De cette épopée de pieds nickelés en rupture de ban, seul le photographe anglais James Brabazon semble finalement avoir tiré son épingle du jeu. Et pour cause. Dans un long article paru dans la même édition de The Independent, cet ancien reporter de guerre, qui a été avec Mann sur le théâtre de la guerre civile libérienne dans les années 1990, explique avec moult détails comment l’ancien officier l’avait persuadé de participer au « Wonga Coup » (le « coup pour un tas de fric »).
Son rôle était simple : filmer intégralement sa préparation et son exécution. Prêt à se joindre aux autres mercenaires en 2004, il n’a finalement pas fait partie de l’opération. La raison est aussi absurde que providentielle. Quelques jours avant son départ, James Brabazon s’est retrouvé dans l’impossibilité d’entrer en contact avec Mann, son téléphone portable ayant été volé.
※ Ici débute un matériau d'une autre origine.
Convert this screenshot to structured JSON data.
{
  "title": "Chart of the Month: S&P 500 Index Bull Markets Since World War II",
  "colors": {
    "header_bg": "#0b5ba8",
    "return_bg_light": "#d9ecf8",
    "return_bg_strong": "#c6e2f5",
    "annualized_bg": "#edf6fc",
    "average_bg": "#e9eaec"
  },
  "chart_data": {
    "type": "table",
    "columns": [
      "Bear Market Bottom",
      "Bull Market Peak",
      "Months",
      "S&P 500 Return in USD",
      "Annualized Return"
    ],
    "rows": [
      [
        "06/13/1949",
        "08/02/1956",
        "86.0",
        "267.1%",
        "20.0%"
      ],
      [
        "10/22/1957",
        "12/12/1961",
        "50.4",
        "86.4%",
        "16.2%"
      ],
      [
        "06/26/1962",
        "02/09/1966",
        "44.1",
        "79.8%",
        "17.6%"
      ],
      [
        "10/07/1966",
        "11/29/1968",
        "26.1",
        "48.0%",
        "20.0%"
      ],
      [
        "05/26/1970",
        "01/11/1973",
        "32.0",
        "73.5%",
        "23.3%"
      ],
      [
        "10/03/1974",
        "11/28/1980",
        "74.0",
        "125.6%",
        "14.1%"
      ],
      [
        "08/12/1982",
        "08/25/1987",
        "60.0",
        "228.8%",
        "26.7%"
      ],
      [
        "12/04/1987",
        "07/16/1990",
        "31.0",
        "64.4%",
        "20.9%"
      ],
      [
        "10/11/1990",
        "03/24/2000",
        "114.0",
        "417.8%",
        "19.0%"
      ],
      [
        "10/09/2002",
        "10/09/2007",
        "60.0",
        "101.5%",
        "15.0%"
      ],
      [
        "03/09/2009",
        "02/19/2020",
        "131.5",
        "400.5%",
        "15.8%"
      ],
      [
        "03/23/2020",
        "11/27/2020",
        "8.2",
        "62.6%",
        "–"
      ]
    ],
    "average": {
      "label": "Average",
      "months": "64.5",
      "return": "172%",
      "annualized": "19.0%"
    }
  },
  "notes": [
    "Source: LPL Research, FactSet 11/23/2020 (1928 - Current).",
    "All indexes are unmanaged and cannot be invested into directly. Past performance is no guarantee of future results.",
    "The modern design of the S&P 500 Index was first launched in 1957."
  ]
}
Seule consolation, il pourra toujours proposer la réalisation d’un documentaire sur les mésaventures de son « ex-recruteur » dans la prison de Black Beach, d’où Simon Mann, 56 ans, ne devrait jamais ressortir. Sauf à vivre jusqu’à 90 ans ou à bénéficier d’une remise de peine exceptionnelle, voire d’une grâce présidentielle. Selon un diplomate en poste à Malabo, « il n’est pas impossible qu’Obiang le gracie en raison de sa disposition à coopérer. Mais le jugement de Khalil, à Malabo ou ailleurs, est un préalable pour les autorités de ce pays ».